Microsoftの市場支配に対してOfficeなどの互換ソフトウェアを開発する試みはあまり成功したことがない。Microsoft自身も互換ソフトウェア開発にはあまり興味がないらしく、それは他社のシェアの一部を得られるだけのビジネスであったり、また他社のバージョンアップを追っかけるような不利な立場での戦いになるからであろう。それよりも今後ひらけてくる分野を制覇することに開発力を注いだほうがよいという判断だろう。

アウトラインフォントのTrueType vs Type1 の時も、今回の WPF vs AIR(旧Apollo)でも、これらはまだ世の中には使われていない技術であり、それが新たなコンピューティングのスタイルを作り出すものであるという点では、両社とも譲れない戦略性をもつものだ。同時にこのことはユーザにとっても大きな変化が起こることを予測させるもので、フォントが結局OpenTypeによってTrueTypeであってもType1であっても関係なくなったように、将来はWPFでもAIRでもないものに集約されて、誰も抗しがたい必然的な進展をもたらすことが考えられる。
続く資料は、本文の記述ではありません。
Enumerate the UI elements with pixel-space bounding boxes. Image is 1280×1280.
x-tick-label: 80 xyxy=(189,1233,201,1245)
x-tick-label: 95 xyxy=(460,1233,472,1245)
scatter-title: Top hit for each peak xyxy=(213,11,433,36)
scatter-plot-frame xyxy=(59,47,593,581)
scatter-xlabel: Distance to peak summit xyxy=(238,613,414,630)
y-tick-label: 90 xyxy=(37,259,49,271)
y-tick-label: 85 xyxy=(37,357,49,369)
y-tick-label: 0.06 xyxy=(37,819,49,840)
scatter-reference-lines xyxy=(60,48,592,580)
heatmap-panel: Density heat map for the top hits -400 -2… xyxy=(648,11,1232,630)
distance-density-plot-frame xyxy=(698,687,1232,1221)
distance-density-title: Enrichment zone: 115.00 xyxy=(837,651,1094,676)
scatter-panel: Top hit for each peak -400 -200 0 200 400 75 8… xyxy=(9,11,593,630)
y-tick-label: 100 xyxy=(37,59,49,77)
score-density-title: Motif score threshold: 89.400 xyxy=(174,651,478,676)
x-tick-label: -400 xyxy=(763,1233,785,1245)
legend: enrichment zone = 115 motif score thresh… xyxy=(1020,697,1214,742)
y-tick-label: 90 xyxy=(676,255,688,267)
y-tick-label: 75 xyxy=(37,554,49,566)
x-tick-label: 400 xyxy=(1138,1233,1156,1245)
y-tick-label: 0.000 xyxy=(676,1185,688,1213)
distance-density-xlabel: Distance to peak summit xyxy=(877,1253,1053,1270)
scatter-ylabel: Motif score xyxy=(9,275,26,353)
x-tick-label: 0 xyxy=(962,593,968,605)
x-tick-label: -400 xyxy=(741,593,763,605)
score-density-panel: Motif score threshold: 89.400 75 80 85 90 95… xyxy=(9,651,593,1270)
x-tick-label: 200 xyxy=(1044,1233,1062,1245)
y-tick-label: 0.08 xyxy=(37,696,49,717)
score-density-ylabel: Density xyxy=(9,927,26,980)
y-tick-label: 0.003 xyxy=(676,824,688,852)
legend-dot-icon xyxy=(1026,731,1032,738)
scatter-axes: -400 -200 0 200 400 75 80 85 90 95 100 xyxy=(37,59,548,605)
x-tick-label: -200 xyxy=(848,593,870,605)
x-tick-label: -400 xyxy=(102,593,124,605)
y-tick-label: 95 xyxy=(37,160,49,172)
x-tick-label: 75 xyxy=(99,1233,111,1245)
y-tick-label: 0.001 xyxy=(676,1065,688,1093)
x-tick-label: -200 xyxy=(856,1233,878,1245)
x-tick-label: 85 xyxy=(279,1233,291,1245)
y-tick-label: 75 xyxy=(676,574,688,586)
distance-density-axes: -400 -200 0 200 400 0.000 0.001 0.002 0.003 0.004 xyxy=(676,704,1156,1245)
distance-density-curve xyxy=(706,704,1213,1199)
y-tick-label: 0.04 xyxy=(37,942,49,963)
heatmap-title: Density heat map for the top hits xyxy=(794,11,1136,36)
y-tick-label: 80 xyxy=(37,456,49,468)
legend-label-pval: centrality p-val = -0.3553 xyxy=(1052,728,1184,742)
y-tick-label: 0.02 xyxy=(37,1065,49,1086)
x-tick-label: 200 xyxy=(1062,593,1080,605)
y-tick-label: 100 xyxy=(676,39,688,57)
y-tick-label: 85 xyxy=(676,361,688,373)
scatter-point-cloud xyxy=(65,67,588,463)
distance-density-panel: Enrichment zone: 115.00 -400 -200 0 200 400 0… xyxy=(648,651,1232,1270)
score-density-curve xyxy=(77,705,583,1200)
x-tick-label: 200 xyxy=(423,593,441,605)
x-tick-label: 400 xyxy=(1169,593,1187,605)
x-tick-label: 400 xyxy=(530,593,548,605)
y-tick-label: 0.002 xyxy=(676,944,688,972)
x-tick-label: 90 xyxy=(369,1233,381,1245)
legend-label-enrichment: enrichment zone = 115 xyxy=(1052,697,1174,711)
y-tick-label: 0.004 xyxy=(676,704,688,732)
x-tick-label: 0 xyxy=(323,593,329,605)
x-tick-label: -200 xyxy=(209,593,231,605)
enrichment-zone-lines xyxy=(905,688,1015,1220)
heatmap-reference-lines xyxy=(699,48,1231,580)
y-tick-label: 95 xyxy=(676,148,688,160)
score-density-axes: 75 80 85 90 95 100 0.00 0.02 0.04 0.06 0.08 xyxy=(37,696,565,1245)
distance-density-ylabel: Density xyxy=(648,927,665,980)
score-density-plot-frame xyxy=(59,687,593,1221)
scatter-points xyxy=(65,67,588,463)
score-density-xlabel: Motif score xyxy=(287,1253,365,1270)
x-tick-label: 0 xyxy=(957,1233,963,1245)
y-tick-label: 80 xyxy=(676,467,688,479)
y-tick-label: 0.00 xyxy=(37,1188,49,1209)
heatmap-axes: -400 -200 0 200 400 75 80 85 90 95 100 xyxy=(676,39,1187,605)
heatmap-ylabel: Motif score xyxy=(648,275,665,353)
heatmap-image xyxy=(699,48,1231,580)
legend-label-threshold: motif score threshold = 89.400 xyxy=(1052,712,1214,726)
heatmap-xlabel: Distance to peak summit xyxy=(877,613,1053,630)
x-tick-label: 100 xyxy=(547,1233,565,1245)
現状では WPF vs AIR は似てもいるし違うところもあるが、長期的にはWebアプリとDesktopアプリが区別なくなるWeb2.0的な流れにあることがわかる。従来はあるアプリケーションから別のアプリケーションにデータを引き継ぎながら制作作業をしていたのが、先にアプリケーションの連携が構築されて、そこにデータを持ち込むと瞬時に結果が出るようなイメージが描けるだろう。WebのCMSのシステムとコンテンツの関係やバリアブルプリント、今の情報誌の自動組版などのようなオンデマンド型のシステムである。

当面はブラウザのプラグインでインターネット上のアプリケーションを動かすところから始まるが、アプリの連携したものを広義のアプリケーションというように見ると、アプリケーションの中にインターネットがあって、ワークフローを内在させて、広域に分散したサーバとクライアントが有機的に結合して自動でデータを移動させて一つの仕事を成し遂げるような関係になろう。